|7. Tekad Dalam Hati|

1.1K 139 31
                                    

BAGIAN TUJUH
~
|Tekad Dalam Hati|
~

Bagiku manusia yang benar-benar hidup adalah mereka yang masih memiliki tekad dan harapan. Jika musnah keduanya, itulah definisi kematian yang cocok untukku.

~

Bola mata Valent melirik arloji di pergelangan tangannya. Pukul setengah enam. Kelas masih sepi. Belum ada yang datang kecuali dirinya. Ia melemparkan tasnya ke atas kursi, melepaskan jaket hitamnya, meletakkannya sembarang, dan barulah ia duduk.

Pemuda itu terdiam. Pandangannya lurus, memandang tali sepatunya yang terlepas. Ia menunduk, mengikat tali sepatunya.
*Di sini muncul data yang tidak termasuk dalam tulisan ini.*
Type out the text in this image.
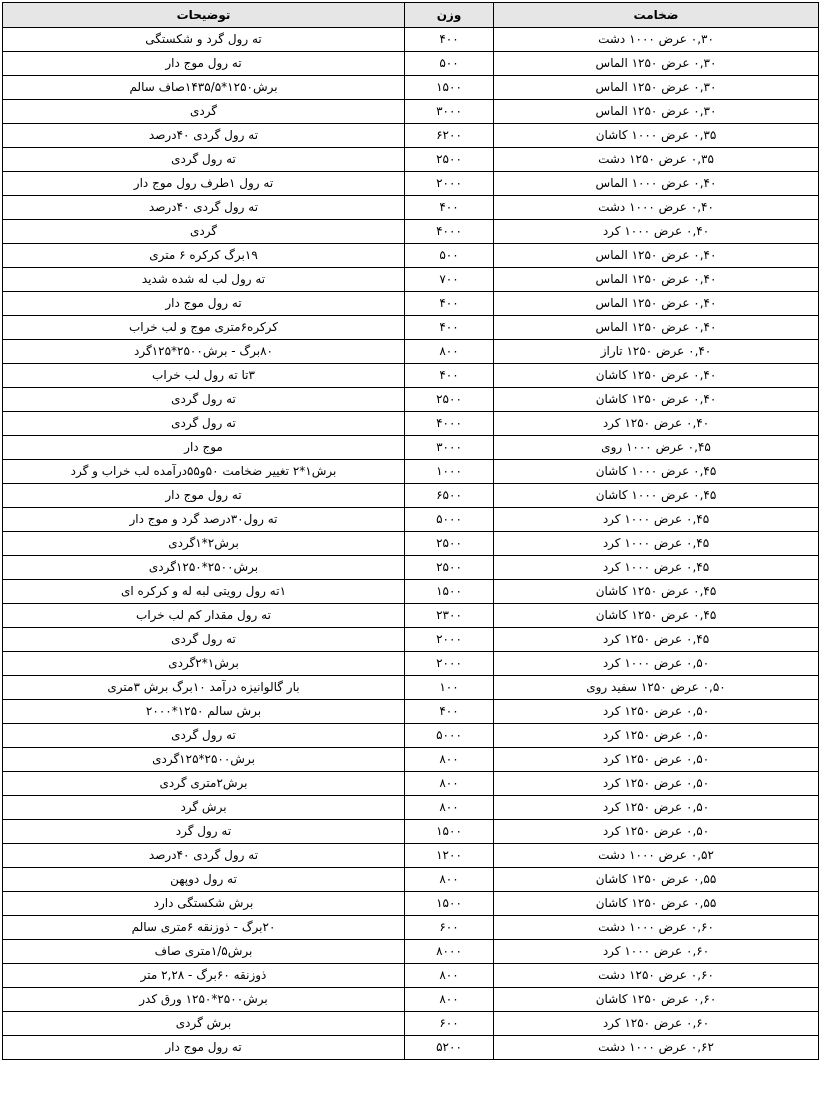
ضخامت	وزن	توضیحات
۰,۳۰ عرض ۱۰۰۰ دشت	۴۰۰	ته رول گرد و شکستگی
۰,۳۰ عرض ۱۲۵۰ الماس	۵۰۰	ته رول موج دار
۰,۳۰ عرض ۱۲۵۰ الماس	۱۵۰۰	برش۱۲۵۰*۱۴۳۵/۵صاف سالم
۰,۳۰ عرض ۱۲۵۰ الماس	۳۰۰۰	گردی
۰,۳۵ عرض ۱۰۰۰ کاشان	۶۲۰۰	ته رول گردی ۴۰درصد
۰,۳۵ عرض ۱۲۵۰ دشت	۲۵۰۰	ته رول گردی
۰,۴۰ عرض ۱۰۰۰ الماس	۲۰۰۰	ته رول ۱طرف رول موج دار
۰,۴۰ عرض ۱۰۰۰ دشت	۴۰۰	ته رول گردی ۴۰درصد
۰,۴۰ عرض ۱۰۰۰ کرد	۴۰۰۰	گردی
۰,۴۰ عرض ۱۲۵۰ الماس	۵۰۰	۱۹برگ کرکره ۶ متری
۰,۴۰ عرض ۱۲۵۰ الماس	۷۰۰	ته رول لب له شده شدید
۰,۴۰ عرض ۱۲۵۰ الماس	۴۰۰	ته رول موج دار
۰,۴۰ عرض ۱۲۵۰ الماس	۴۰۰	کرکره۶متری موج و لب خراب
۰,۴۰ عرض ۱۲۵۰ تاراز	۸۰۰	۸۰برگ - برش۲۵۰۰*۱۲۵گرد
۰,۴۰ عرض ۱۲۵۰ کاشان	۴۰۰	۳تا ته رول لب خراب
۰,۴۰ عرض ۱۲۵۰ کاشان	۲۵۰۰	ته رول گردی
۰,۴۰ عرض ۱۲۵۰ کرد	۴۰۰۰	ته رول گردی
۰,۴۵ عرض ۱۰۰۰ روی	۳۰۰۰	موج دار
۰,۴۵ عرض ۱۰۰۰ کاشان	۱۰۰۰	برش۱*۲ تغییر ضخامت ۵۰و۵۵درآمده لب خراب و گرد
۰,۴۵ عرض ۱۰۰۰ کاشان	۶۵۰۰	ته رول موج دار
۰,۴۵ عرض ۱۰۰۰ کرد	۵۰۰۰	ته رول۳۰درصد گرد و موج دار
۰,۴۵ عرض ۱۰۰۰ کرد	۲۵۰۰	برش۲*۱گردی
۰,۴۵ عرض ۱۰۰۰ کرد	۲۵۰۰	برش۲۵۰۰*۱۲۵۰گردی
۰,۴۵ عرض ۱۲۵۰ کاشان	۱۵۰۰	۱ته رول رویتی لبه له و کرکره ای
۰,۴۵ عرض ۱۲۵۰ کاشان	۲۳۰۰	ته رول مقدار کم لب خراب
۰,۴۵ عرض ۱۲۵۰ کرد	۲۰۰۰	ته رول گردی
۰,۵۰ عرض ۱۰۰۰ کرد	۲۰۰۰	برش۱*۲گردی
۰,۵۰ عرض ۱۲۵۰ سفید روی	۱۰۰	بار گالوانیزه درآمد ۱۰برگ برش ۳متری
۰,۵۰ عرض ۱۲۵۰ کرد	۴۰۰	برش سالم ۱۲۵۰*۲۰۰۰
۰,۵۰ عرض ۱۲۵۰ کرد	۵۰۰۰	ته رول گردی
۰,۵۰ عرض ۱۲۵۰ کرد	۸۰۰	برش۲۵۰۰*۱۲۵گردی
۰,۵۰ عرض ۱۲۵۰ کرد	۸۰۰	برش۲متری گردی
۰,۵۰ عرض ۱۲۵۰ کرد	۸۰۰	برش گرد
۰,۵۰ عرض ۱۲۵۰ کرد	۱۵۰۰	ته رول گرد
۰,۵۲ عرض ۱۰۰۰ دشت	۱۲۰۰	ته رول گردی ۴۰درصد
۰,۵۵ عرض ۱۲۵۰ کاشان	۸۰۰	ته رول دوپهن
۰,۵۵ عرض ۱۲۵۰ کاشان	۱۵۰۰	برش شکستگی دارد
۰,۶۰ عرض ۱۰۰۰ دشت	۶۰۰	۲۰برگ - ذوزنقه ۶متری سالم
۰,۶۰ عرض ۱۰۰۰ کرد	۸۰۰۰	برش۱/۵متری صاف
۰,۶۰ عرض ۱۲۵۰ دشت	۸۰۰	ذوزنقه ۶۰برگ - ۲,۲۸ متر
۰,۶۰ عرض ۱۲۵۰ کاشان	۸۰۰	برش۲۵۰۰*۱۲۵۰ ورق کدر
۰,۶۰ عرض ۱۲۵۰ کرد	۶۰۰	برش گردی
۰,۶۲ عرض ۱۰۰۰ دشت	۵۲۰۰	ته رول موج دار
Di sanalah matanya menangkap sebuah payung biru teronggok di kolong meja,

beserta secarik kertas.

Thanks buat payungnya.

Walaupun begitu, Javier--adik gue--tetap bersikeras ngundang lo untuk makan malam, lusa.

Katanya, "Terima kasih udah minjemin payung untuk Kak Magen-ku."

Dengan suara tawa yang tertahan, Valent melipat kembali kertas itu. Ia menemukan alamat rumah di balik kertas itu.

Valent meraih payung biru miliknya, lalu berlari ke luar kelas. Tergesa, mencari Magenta.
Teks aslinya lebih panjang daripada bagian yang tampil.